Oleg Alexandrovich Malyshkin (Оле́г Алекса́ндрович Малышкин) is a Russian politician and member of the Liberal Democratic Party of Russia. He was a member of the State Duma of Russia between 2003 and 2007, and stood for President in the 2004 Russian presidential election.

Born on April 7, 1951, in the Rostov Oblast of the Russian SFSR, Malyshkin graduated from the Polytechnic Institute in Novocherkassk as a mining engineer. He was a professional boxer (12 wins by knock-outs) and soccer player. As soccer defender he competed for Torpedo Taganrog, Uralan and some clubs from Rostov-on-Don mainly in Soviet Second League.

He entered politics in 1991 as a member of Vladimir Zhirinovsky's Liberal Democratic Party of Russia and working in the party offices in Moscow. In 1997, he won election as head of the Tatsinsky District in Rostov Oblast and served until 2001. He governed the district in an authoritarian, statist manner, introducing strict price controls for food and visiting the grain elevator accompanied by armed guards in order to resolve a dispute between the enterprise and his administration.

In 2001, Malyshkin returned to Moscow and resumed his post in the LDPR's head office, becoming Chief of Staff to Vladimir Zhirinovsky's security and being nominated as Vice Chairman of the party.

In 2003, he was elected to the State Duma.

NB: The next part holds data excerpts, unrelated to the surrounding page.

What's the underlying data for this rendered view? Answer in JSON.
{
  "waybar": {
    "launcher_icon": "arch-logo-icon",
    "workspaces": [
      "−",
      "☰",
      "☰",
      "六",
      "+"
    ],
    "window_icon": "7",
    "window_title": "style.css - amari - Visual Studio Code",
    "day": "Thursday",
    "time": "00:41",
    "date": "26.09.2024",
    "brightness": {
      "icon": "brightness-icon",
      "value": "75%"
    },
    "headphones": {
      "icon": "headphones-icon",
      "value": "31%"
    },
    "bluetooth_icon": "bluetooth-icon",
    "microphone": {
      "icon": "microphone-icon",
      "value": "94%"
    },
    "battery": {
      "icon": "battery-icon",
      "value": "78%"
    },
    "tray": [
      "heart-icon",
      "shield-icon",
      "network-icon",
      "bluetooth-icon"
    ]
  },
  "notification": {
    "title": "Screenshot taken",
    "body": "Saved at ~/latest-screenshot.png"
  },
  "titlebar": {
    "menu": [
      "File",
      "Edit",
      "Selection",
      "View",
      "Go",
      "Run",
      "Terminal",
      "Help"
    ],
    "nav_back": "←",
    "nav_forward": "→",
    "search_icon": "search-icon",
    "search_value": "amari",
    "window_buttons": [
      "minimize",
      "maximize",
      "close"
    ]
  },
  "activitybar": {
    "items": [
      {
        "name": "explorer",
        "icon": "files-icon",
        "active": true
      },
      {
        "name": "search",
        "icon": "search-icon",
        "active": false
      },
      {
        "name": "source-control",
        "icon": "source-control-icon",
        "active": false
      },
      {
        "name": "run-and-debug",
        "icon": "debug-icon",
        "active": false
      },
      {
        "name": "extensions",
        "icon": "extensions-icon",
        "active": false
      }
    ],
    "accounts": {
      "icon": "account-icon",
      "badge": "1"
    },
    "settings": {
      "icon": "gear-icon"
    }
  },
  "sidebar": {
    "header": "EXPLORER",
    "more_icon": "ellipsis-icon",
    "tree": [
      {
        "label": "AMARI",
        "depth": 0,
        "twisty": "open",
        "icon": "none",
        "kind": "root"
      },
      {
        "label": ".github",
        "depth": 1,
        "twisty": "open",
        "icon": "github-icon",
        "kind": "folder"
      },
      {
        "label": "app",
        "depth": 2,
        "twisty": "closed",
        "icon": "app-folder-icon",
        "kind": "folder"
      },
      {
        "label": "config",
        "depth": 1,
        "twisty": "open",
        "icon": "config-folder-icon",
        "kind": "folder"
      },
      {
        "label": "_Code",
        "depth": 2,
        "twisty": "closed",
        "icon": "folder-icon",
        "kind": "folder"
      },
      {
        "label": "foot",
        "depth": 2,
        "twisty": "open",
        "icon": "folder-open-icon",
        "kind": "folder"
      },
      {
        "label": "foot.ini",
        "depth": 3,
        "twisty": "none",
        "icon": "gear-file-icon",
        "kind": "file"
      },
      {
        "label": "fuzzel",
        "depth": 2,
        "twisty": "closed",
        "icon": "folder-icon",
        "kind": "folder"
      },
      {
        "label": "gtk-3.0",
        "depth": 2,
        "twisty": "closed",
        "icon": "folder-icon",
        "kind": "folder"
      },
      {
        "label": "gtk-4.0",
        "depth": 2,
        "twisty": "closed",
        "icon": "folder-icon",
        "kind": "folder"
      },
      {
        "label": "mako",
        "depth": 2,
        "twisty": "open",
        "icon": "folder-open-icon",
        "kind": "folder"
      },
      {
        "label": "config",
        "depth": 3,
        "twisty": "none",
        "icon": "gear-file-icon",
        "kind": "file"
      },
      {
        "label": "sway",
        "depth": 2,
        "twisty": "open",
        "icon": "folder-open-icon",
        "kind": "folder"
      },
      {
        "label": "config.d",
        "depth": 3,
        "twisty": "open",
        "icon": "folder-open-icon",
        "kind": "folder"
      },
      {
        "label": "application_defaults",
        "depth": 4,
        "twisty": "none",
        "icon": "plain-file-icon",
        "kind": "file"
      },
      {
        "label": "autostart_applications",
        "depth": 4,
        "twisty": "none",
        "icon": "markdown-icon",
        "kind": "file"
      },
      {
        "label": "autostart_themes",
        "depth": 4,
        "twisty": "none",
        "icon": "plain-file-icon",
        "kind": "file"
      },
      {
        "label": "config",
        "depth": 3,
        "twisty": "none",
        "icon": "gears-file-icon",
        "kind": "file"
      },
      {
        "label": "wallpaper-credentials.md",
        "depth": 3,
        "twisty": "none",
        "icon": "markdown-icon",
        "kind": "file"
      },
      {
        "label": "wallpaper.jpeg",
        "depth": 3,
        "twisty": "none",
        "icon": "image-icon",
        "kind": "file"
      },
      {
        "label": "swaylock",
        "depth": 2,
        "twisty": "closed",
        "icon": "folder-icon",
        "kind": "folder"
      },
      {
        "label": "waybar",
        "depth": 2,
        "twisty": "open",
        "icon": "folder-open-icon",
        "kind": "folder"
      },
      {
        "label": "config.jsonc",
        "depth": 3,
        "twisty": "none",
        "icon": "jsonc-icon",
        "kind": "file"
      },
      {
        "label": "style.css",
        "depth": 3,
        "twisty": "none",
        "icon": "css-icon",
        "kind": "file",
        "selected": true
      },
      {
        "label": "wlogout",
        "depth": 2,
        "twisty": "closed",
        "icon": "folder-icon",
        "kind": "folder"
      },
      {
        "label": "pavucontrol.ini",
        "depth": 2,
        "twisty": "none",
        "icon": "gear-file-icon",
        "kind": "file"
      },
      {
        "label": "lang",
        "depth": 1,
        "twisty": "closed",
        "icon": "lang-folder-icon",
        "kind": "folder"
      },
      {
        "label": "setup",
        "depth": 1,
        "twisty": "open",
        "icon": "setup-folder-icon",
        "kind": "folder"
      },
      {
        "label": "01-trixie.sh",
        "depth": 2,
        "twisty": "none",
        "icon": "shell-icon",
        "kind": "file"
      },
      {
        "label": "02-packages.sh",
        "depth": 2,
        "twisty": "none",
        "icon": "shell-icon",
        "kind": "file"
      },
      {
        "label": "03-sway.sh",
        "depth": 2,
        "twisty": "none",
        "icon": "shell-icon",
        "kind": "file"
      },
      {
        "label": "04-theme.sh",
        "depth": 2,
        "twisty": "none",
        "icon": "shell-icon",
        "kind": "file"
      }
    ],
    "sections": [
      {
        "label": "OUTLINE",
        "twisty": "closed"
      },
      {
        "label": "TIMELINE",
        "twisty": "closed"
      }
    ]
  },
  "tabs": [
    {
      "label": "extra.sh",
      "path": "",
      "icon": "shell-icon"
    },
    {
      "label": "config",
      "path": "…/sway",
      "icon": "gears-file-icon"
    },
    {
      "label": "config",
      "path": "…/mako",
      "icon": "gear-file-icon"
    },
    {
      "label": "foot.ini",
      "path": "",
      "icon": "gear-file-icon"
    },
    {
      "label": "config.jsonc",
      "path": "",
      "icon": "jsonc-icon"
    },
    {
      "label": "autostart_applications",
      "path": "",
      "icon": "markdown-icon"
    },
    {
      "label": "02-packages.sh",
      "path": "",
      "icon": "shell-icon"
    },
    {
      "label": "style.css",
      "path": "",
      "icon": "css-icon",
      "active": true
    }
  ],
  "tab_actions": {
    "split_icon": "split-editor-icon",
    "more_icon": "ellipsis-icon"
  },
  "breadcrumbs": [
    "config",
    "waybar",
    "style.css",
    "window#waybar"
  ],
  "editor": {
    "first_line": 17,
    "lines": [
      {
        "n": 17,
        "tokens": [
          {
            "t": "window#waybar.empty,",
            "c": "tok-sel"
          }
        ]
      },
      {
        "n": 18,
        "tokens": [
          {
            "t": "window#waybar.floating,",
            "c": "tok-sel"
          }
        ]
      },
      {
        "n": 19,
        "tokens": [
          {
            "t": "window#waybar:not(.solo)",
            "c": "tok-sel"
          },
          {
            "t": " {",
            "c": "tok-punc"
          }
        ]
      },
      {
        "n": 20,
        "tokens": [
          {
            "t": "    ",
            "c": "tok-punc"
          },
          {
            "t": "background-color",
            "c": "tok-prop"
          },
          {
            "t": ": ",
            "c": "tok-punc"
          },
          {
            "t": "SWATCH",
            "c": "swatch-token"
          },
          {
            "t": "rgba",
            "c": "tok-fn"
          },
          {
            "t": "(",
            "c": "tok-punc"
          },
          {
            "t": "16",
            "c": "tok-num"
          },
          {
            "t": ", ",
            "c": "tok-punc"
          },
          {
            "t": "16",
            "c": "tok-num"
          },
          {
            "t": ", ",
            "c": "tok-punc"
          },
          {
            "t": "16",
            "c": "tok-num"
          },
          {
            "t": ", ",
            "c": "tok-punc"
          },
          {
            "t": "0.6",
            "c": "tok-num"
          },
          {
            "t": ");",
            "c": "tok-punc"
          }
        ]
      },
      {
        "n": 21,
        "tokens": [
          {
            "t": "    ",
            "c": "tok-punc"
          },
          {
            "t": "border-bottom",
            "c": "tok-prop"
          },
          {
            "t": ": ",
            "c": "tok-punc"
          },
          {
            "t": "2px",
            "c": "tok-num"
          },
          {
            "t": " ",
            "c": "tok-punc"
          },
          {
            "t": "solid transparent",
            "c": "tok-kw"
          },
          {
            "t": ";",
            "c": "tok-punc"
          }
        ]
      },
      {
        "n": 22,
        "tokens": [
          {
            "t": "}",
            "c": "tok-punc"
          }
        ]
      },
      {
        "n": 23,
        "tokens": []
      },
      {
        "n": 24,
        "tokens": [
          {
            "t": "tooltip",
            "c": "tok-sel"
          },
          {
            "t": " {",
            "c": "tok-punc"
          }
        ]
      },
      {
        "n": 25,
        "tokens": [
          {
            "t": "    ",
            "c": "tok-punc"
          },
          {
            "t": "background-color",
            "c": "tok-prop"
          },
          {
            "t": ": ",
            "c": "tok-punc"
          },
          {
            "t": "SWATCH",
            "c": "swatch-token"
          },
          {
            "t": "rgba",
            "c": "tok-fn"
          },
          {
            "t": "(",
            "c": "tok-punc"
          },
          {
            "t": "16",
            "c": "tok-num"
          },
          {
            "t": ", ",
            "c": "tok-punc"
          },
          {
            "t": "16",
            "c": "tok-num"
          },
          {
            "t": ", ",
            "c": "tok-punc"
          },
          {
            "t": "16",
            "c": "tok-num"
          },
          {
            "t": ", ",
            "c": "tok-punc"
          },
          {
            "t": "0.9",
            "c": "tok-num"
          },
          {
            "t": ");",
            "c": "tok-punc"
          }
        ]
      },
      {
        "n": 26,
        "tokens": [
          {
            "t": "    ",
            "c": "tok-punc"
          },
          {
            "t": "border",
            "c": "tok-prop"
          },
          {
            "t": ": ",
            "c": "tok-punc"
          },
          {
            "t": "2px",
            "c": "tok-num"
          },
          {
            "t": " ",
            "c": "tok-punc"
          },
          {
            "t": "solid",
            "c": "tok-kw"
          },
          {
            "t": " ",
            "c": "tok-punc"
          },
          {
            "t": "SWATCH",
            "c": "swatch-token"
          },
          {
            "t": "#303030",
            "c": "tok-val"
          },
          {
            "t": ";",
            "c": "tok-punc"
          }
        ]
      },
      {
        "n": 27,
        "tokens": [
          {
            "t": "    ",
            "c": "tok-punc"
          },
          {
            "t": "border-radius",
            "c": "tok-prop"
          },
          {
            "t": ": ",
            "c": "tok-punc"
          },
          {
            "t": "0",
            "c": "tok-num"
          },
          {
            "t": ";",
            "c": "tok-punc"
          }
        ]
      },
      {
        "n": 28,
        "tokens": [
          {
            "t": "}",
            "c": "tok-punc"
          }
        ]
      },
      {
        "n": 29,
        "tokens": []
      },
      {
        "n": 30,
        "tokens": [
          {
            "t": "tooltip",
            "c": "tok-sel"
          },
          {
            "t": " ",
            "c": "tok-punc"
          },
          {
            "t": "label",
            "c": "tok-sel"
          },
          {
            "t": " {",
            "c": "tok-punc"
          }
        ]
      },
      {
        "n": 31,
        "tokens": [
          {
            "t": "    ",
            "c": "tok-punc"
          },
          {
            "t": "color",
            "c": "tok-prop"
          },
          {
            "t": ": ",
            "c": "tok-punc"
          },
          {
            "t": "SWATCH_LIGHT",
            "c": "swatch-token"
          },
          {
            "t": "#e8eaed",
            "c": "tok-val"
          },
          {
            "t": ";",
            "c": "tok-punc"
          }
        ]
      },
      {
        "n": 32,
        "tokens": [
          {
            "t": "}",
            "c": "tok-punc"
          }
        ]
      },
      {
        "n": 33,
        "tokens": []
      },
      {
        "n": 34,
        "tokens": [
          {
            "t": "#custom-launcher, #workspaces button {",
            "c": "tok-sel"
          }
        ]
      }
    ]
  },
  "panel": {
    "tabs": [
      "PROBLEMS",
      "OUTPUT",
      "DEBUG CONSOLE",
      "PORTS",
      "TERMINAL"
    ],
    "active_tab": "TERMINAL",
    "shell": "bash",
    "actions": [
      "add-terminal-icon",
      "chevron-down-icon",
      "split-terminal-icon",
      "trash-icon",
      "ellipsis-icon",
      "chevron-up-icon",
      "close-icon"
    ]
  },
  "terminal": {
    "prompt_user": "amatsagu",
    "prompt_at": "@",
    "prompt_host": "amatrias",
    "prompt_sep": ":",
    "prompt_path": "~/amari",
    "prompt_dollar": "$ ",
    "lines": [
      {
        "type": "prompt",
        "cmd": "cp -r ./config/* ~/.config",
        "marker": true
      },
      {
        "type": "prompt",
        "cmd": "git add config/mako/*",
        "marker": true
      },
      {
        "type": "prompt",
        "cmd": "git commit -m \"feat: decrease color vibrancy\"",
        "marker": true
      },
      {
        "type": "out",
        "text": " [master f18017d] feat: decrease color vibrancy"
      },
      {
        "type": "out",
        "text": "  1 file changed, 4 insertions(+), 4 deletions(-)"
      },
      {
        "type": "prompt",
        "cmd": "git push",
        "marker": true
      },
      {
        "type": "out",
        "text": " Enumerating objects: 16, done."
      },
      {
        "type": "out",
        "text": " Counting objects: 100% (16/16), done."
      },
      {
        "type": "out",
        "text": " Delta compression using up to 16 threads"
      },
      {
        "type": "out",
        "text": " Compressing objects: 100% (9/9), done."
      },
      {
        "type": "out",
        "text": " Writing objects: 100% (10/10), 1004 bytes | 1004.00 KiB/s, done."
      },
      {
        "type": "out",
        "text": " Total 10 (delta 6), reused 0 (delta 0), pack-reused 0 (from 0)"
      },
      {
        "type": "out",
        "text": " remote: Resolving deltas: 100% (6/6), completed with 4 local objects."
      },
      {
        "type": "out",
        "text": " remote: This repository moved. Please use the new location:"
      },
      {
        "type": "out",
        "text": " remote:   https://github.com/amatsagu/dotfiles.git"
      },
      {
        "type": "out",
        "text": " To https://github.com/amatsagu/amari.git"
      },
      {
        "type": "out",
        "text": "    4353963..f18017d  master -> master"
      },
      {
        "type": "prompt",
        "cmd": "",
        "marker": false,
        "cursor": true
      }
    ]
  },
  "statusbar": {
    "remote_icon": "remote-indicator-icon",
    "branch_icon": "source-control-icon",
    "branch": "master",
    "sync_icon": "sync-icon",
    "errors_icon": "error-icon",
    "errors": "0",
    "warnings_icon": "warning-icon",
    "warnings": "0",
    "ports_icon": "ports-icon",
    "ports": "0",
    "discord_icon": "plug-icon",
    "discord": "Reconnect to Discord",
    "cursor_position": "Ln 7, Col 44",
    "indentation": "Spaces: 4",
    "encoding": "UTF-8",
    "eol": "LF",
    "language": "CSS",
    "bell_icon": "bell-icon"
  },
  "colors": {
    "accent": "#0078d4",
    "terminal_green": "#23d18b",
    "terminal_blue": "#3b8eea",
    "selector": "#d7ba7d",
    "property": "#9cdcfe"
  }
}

He quickly established himself as just as fiery and hot-headed as his party's leader, assaulting former economic adviser to prime minister Mikhail Delyagin and Yabloko deputy chairman Sergey Mitrokhin on November 21, 2003. He serves on the State Duma's Committee on Defense.

==Presidential campaign==
Malyshkin was a surprise choice for the LDPR's candidate in the Russian presidential election of 2004, as he was barely known outside Tatsinsky District and LDPR circles. However, it was widely assumed that Zhirinovsky chose not to run in this election as he realised it would be impossible for him to beat Vladimir Putin. Malyshkin made much of his credentials as a worker in the election, but found it difficult to be taken seriously as a candidate, particularly after his mother said she would not be voting for her son. Malyshkin also said throughout the campaign that, should he win, he would automatically step aside for LDPR leader Vladimir Zhirinovsky. Malyshkin won 1,393,940 votes, for 2% of the poll, coming fifth out of six candidates.

Zhirinovsky had originally plan to run himself, having announced his intent to run in December 2003. However, he ultimately did not run.

As a presidential candidate Malyshkin acquired a reputation in which he was seen as being unintelligent.

==After presidential campaign==
In April 2007 Vladimir Zhirinovsky announced that Malyshkin had been expelled from the LDPR's Duma faction for refusing to participate in regional elections in Russia the previous month. He did not run for re-election in December 2007.